Réforme Fiscale 2026 : Nouveautés pour la Rémunération des Dirigeants en Belgique
Découvrez les changements majeurs de la fiscalité 2026 impactant la rémunération des dirigeants en Belgique, avec un nouveau seuil de 50 000€.

Réforme Fiscale de la Rémunération des Dirigeants en Belgique en 2026 : Augmentation du Seuil Minimum et Restructuration du Régime du Taux Réduit de l'Impôt des Sociétés
À partir de l'exercice d'imposition 2027 (revenus 2026), la Belgique met en place une réforme substantielle concernant les conditions d'accès au taux réduit d'impôt des sociétés, avec comme élément central l'augmentation du salaire minimum requis des dirigeants d'entreprise, passant de 45 000 euros à 50 000 euros brut annuel[1].
Ce qui change / ce qu’il faut comprendre
Contexte Législatif et Architecture Générale de la Réforme Fiscale 2026
La réforme fiscale belge de 2026 s'inscrit dans une stratégie gouvernementale plus large visant à augmenter les revenus fiscaux tout en simplifiant le système de taxation.
L'Augmentation du Seuil Minimum de Rémunération
À partir de l'exercice d'imposition 2027 (revenus 2026), le montant minimum de salaire brut que doit se verser un dirigeant d'entreprise pour conserver l'accès au taux réduit de 20 % passe de 45 000 euros à 50 000 euros brut annuel. Cette augmentation constitue la modification la plus visible de la réforme concernant les dirigeants d'entreprise.
Si votre entreprise n’a pas de marges bénéficiaires importantes, l’augmentation à 50.000 € ne vous concerne pas forcément non plus. En effet, la loi prévoyait une alternative qui existe toujours : Les entreprises avec un bénéfice imposable limité ne doivent pas atteindre le seuil de 50.000 €, à condition que leur rémunération soit au moins égale à ce bénéfice imposable.
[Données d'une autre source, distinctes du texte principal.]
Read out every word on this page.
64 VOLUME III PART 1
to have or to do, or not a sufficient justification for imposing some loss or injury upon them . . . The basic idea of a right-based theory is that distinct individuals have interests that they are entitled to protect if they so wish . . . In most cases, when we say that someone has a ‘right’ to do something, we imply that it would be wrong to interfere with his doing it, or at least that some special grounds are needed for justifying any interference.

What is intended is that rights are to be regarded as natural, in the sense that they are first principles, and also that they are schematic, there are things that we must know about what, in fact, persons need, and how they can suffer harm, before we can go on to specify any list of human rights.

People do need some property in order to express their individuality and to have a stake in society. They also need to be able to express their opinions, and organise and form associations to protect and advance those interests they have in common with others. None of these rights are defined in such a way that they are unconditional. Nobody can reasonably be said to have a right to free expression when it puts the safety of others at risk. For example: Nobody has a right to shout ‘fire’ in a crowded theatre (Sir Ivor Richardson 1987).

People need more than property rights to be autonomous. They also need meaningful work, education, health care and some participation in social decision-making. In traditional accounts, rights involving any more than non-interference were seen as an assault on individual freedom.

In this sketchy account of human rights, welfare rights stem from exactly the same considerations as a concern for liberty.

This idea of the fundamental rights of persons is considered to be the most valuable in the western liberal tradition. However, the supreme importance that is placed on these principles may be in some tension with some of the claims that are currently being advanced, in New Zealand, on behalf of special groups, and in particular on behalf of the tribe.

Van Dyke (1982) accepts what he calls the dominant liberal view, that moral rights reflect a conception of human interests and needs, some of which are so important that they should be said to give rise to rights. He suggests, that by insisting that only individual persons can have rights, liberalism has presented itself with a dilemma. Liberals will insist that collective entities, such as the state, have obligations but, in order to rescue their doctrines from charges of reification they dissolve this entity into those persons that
Autrement dit, si vous versez au moins la moitié de votre bénéfice fiscal (entendu la base imposable de votre société) en tant que rémunération, même si le montant n’atteint pas 50.000 €.
Les avantages en nature, ce qui change :
À partir du 1er janvier 2026, les avantages de toute nature (ATN) forfaitaires (voiture, logement, etc.) pour les dirigeants et travailleurs sont plafonnés à 20 % de la rémunération brute totale. Le dépassement entraîne la perte du taux réduit à l'impôt des sociétés (pour les PME)
Impacts concrets Belgique
- Augmentation des cotisations sociales : Avec l'augmentation du seuil de rémunération, les cotisations sociales des dirigeants augmenteront de façon proportionnelle.
- Économie fiscale limitée : Les gains fiscaux réalisés grâce au taux réduit compensent à peine l'augmentation des coûts de rémunération.
- Adaptation des stratégies de distribution de revenus : Les dirigeants devront repenser l'équilibre entre salaire et dividende pour optimiser la fiscalité.
Checklist / Plan d’action
- Confirmer que votre structure d'entreprise satisfait toujours les conditions du taux réduit
- Évaluer si l'augmentation de salaire à 50 000 euros est fiscalement rentable
- Vérifier le pourcentage de vos ATN par rapport à votre rémunération imposable
- Optimiser le timing des distributions de dividendes avant l'application des nouveaux précomptes
- Anticiper l'impact sur les contributions sociales personnelles
Risques / erreurs fréquentes
- Ignorer la limite de 20 % pour les avantages de toute nature
- Sous-estimer l'impact des cotisations sociales accrues sur le revenu net
- Ne pas adapter sa stratégie de distribution de dividendes et de rémunération en fonction des nouvelles règles
Conclusion courte
La réforme fiscale de 2026 impose un cadre plus strict mais vise à équilibrer la taxation et l'investissement en encourageant la transparence et la contribution équitable des dirigeants. Les PME doivent envisager ces changements avec une stratégie fiscale intégrée.